Clients see the transfer of property to children as a way of taking that asset out of the calculation of their overall assets. Residential care is increasingly expensive (anything upwards of £2,000 per week in some areas). Anybody with capital or assets worth more than £23,250 must contribute towards their own care (and are known as ‘self-funded’).

You must be very careful about intentionally reducing your assets – such as money, property or income in order that these won’t be included in a financial assessment for care home fees some time in the future. Things may go badly wrong if doing so is considered by the Local Authority as a ‘deliberate deprivation of assets’.  Local Authorities have the power to look back at historical transfers and gifts and set aside any transaction as void if they can prove a deliberate deprivation in contemplation of care home fees. If the Local Authority take this view, they will assess you as if you still had the property that you  have given away and include it back into your asset calculation when deciding what contribution you should make towards your care (if any).

We will advise you about an alternative to gifting your property and how you can retain your family home, or at least part of it, if you are faced with care home fees, and the answer lies in a Lifetime Interest Trust Will.

So what is a Lifetime Interest Trust Will and how does it protect me?

A Trust is set up within this type of Will that only comes into effect on the death of the first spouse.

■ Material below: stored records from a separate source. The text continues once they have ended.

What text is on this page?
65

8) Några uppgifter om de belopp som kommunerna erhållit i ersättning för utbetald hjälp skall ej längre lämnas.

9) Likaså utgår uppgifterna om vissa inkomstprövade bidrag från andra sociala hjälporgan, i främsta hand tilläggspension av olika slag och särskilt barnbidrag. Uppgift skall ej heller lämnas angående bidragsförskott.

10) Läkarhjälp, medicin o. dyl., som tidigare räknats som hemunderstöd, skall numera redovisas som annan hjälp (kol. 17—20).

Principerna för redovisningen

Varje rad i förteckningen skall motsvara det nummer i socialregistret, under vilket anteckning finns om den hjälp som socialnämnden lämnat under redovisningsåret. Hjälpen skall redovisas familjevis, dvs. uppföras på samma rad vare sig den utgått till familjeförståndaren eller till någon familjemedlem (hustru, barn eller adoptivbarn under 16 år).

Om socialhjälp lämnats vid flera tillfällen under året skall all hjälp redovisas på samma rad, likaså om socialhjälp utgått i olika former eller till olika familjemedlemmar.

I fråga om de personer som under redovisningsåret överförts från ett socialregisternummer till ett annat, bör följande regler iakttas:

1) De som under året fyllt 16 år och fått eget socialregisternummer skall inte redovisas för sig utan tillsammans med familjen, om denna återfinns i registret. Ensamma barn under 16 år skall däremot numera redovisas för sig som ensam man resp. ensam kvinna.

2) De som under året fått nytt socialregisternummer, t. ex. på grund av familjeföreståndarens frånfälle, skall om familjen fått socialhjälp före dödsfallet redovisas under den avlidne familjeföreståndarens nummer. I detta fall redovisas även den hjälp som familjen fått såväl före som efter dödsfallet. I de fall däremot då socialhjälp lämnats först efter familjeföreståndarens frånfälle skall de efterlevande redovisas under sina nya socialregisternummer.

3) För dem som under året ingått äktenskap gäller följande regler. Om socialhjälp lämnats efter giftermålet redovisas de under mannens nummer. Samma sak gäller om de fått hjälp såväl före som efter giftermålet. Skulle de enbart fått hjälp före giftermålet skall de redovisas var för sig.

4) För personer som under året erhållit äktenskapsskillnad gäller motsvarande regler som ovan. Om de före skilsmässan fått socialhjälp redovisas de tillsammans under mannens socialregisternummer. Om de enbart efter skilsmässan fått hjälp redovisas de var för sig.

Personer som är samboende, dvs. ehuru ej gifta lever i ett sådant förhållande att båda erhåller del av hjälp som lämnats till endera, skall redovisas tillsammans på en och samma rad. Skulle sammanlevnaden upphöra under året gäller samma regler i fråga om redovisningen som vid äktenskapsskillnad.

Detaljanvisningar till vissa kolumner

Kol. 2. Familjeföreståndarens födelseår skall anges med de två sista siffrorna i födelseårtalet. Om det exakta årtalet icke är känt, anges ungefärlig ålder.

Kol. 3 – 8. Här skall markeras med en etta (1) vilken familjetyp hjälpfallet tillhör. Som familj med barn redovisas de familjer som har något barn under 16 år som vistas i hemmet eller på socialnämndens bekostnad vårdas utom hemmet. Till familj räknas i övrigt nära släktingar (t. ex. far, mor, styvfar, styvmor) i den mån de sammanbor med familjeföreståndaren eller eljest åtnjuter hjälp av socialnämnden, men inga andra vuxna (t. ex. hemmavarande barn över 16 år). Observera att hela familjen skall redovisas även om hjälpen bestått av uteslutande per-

Both property owners hold their own distinct share in the property (usually 50%) as “Tenants in Common”. It allows the assets within the Trust to be retained for the benefit of the surviving spouse, who can continue living in the property for the remainder of their life or until they themselves need to go into a care home.

Whereas if you hold the property as “Joint Tenants” under a standard Will, half the property owned by one spouse automatically passes to the other, forming a part of that estate.

We can talk you through the process of severing a Joint Tenancy and becoming Tenants in Common and we will complete all the Land Registry formalities on your behalf.

Amye concludes “we will listen to each client’s personal and family circumstances and provide bespoke advice around the best option for you when it comes to estate planning. We always recommend seeking legal advice before you consider gifting property to children as there are many tax consequences and other factors to consider.”